聖誕夜的這場聚會,是杜老板組的局。
杜老板的公司是為嘉彙做代加工的,雙方關係緊密,早已同呼吸共命運。
近年來,隨著嘉彙逐漸稱霸,杜老板的生意也越來越大。他和陳鄴就像是互相依靠的蔓藤,誰也離不開誰。杜老板的公司依仗嘉彙得到數不清的訂單,嘉彙也要靠他完成數億的生產。
杜老板和陳鄴起初因為生意相識,後來彼此欣賞對方的人品,私下裏漸漸成為朋友。
陳鄴聖誕節沒有其他的安排,接到杜老板的邀請後便欣然前往。
門被推開的時候,風裹挾著屋外的涼意,呼嘯而來。陳鄴轉過頭,看見跟在杜老板身邊的小姑娘。
她穿一件駝色呢子大衣,大衣裏是一件白色毛衣。她的頭發長了些,已經快及腰。
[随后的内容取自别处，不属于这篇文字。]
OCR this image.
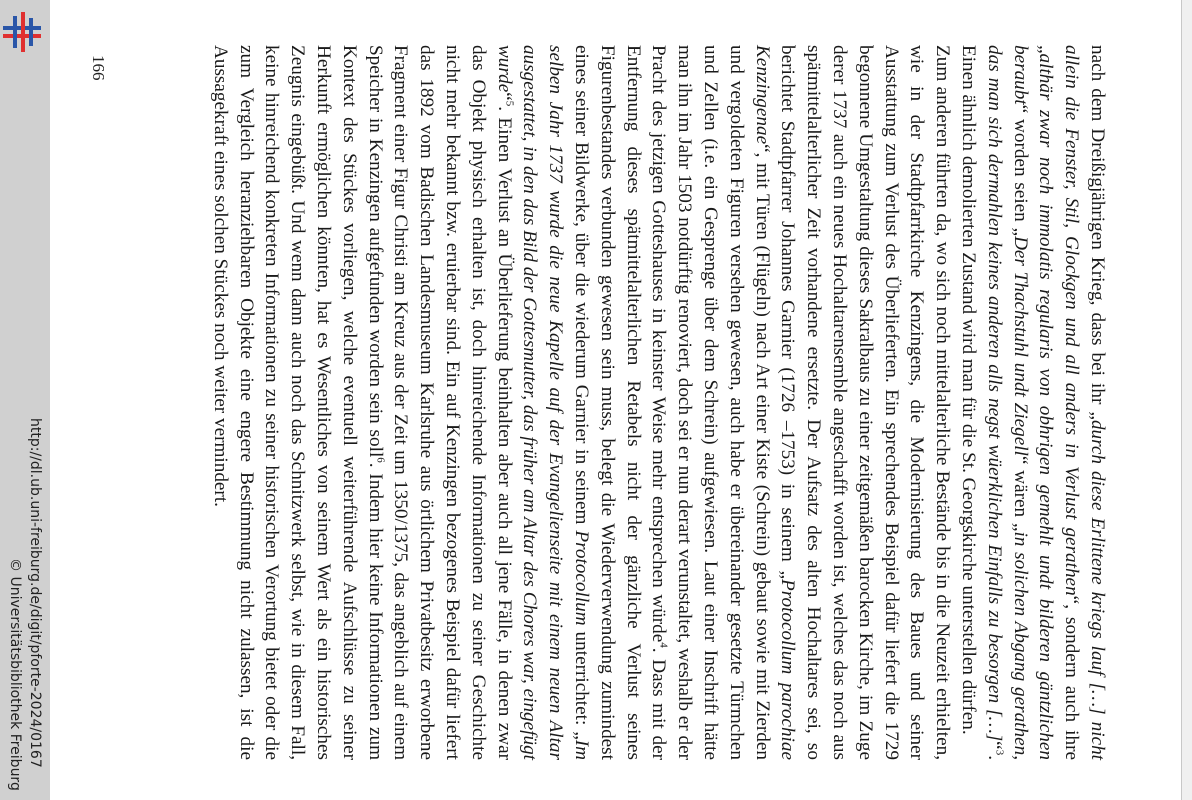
http://dl.ub.uni-freiburg.de/digit/pforte-2024/0167
© Universitätsbibliothek Freiburg

nach dem Dreißigjährigen Krieg, dass bei ihr „durch diese Erlittene kriegs lauf […] nicht allein die Fenster, Stil, Glockgen und all anders in Verlust gerathen“, sondern auch ihre „althär zwar noch immolatis regularis von obhrigen gemehlt undt bilderen gäntzlichen beraubt“ worden seien „Der Thachstuhl undt Ziegell“ wären „in solichen Abgang gerathen, das man sich dermahlen keines anderen alls negst wüerklichen Einfalls zu besorgen […]“$^3$. Einen ähnlich demolierten Zustand wird man für die St. Georgskirche unterstellen dürfen.

Zum anderen führten da, wo sich noch mittelalterliche Bestände bis in die Neuzeit erhielten, wie in der Stadtpfarrkirche Kenzingens, die Modernisierung des Baues und seiner Ausstattung zum Verlust des Überlieferten. Ein sprechendes Beispiel dafür liefert die 1729 begonnene Umgestaltung dieses Sakralbaus zu einer zeitgemäßen barocken Kirche, im Zuge derer 1737 auch ein neues Hochaltarensemble angeschafft worden ist, welches das noch aus spätmittelalterlicher Zeit vorhandene ersetzte. Der Aufsatz des alten Hochaltares sei, so berichtet Stadtpfarrer Johannes Garnier (1726 –1753) in seinem „Protocollum parochiae Kenzingenae“, mit Türen (Flügeln) nach Art einer Kiste (Schrein) gebaut sowie mit Zierden und vergoldeten Figuren versehen gewesen, auch habe er übereinander gesetzte Türmchen und Zellen (i.e. ein Gesprenge über dem Schrein) aufgewiesen. Laut einer Inschrift hätte man ihn im Jahr 1503 notdürftig renoviert, doch sei er nun derart verunstaltet, weshalb er der Pracht des jetzigen Gotteshauses in keinster Weise mehr entsprechen würde$^4$. Dass mit der Entfernung dieses spätmittelalterlichen Retabels nicht der gänzliche Verlust seines Figurenbestandes verbunden gewesen sein muss, belegt die Wiederverwendung zumindest eines seiner Bildwerke, über die wiederum Garnier in seinem Protocollum unterrichtet: „Im selben Jahr 1737 wurde die neue Kapelle auf der Evangelienseite mit einem neuen Altar ausgestattet, in den das Bild der Gottesmutter, das früher am Altar des Chores war, eingefügt wurde“$^5$. Einen Verlust an Überlieferung beinhalten aber auch all jene Fälle, in denen zwar das Objekt physisch erhalten ist, doch hinreichende Informationen zu seiner Geschichte nicht mehr bekannt bzw. eruierbar sind. Ein auf Kenzingen bezogenes Beispiel dafür liefert das 1892 vom Badischen Landesmuseum Karlsruhe aus örtlichem Privatbesitz erworbene Fragment einer Figur Christi am Kreuz aus der Zeit um 1350/1375, das angeblich auf einem Speicher in Kenzingen aufgefunden worden sein soll$^6$. Indem hier keine Informationen zum Kontext des Stückes vorliegen, welche eventuell weiterführende Aufschlüsse zu seiner Herkunft ermöglichen könnten, hat es Wesentliches von seinem Wert als ein historisches Zeugnis eingebüßt. Und wenn dann auch noch das Schnitzwerk selbst, wie in diesem Fall, keine hinreichend konkreten Informationen zu seiner historischen Verortung bietet oder die zum Vergleich heranziehbaren Objekte eine engere Bestimmung nicht zulassen, ist die Aussagekraft eines solchen Stückes noch weiter vermindert.

166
一雙眼睛還是從前的模樣,清澈的,動人的。
屋外天寒地凍,她臉頰和鼻頭微紅,看見他的一瞬,有些許錯愕。
他們誰也沒想到,會這樣相遇。
有那麼短暫的一瞬,陳鄴緊緊攥著拳頭,指節泛起白。他用力克製住腦海中呼嘯而來的回憶,將萬般情緒轉為即逝的風雲,然後才慢慢鬆開手。
他們整整七個月沒見了。
陳鄴還記得那個荒唐的雨夜,謝寶南哭著對他說:“隻想要我?這話你信嗎?”
那夜之後,他沒有再找過她,心甘情願地退出了她的生命。
不是不想她,隻是沒有勇氣麵對她。他欠奉的,又豈是一句簡單的“對不起”。
這是他最難熬的七個月。
她說他不懂愛,那他就去學。對他來說,沒有什麼是學不會的。當年他棄醫從商,不也是從零開始嗎?
他買了很多書,像一個求知若渴的少年,想要去探究愛的秘密。二十八年來,沒有人教過他什麼是愛。他蹣跚地走到今天,才開始咿咿學步,重頭學習如何愛人。
在經曆了一段雜亂無章的探索之後,他終於發現,愛正如謝寶南所說,無非就是尊重、理解、付出、守護。但真正要做到,卻比什麼都難。
他開始反思自己從前的行為。每一次回憶,都仿佛被碾過一回,血肉模糊的慘烈。
每一天,他都要克製內心對她的思念與渴望。
她不願見他,他就不勉強。愛的第一步是學會克製。
最想她的那一夜,他拿著舊號碼,撥打謝寶南的電話。
她早已拉黑了那個號碼,那頭再不會有人接起。他卻固執地打過去,一遍又一遍。
“你在嗎?”
“回來吧,我錯了。”
“和我說說話好嗎?”
“寶南,寶南……”
回應他的,隻有一片忙音。
他其實很害怕。
自己不在謝寶南身邊的這段時間,她會不會愛上別人,會不會和其他男生在一起。畢竟,她那麼漂亮,那麼溫柔,沒有男人可以拒絕她的柔情。
那時,他是否還有機會?
但他別無選擇。路或許黑暗,他隻能埋頭走下去。
陳鄴身邊還有幾個空位,謝寶南被安排坐在了他的身邊。
冥冥之中似乎有注定,她在這裏遇見他,又同他坐在一起。
那一頓晚飯,是少見的精致與高級。每一道看上去普通的菜品裏,都蘊藏著廚師的巧思。
陳鄴為她夾了幾次菜,卻不隻為她一人。他周到地將菜分給了在場的每一個人,仿佛照顧她隻是順便而已。
謝寶南哪裏知道,為了給她夾菜,陳鄴做了他從來不會做的事情。
他從未如此周到過。
他們假裝不認識,卻比裝熟難上千百倍。或許是太突然了,突然到她沒有一點心理準備。偶然桌下的腿碰在一起,謝寶南會慌張地說句“對不起”。
杜太太柔聲安慰她:“別緊張,陳先生是我們的老朋友。”
她點點頭,卻想著,從前不曾見過這些老朋友。
陳鄴從始至終,都是淡然。飯桌上有人在說潛水的經曆,他偶爾會回應一兩句。
飯局進行到尾聲,杜太太忽然開口:“謝小姐是臨桑外國語大學英語係的學生,英語水平非常高。你們以後如果有需要翻譯的地方,都可以找她。”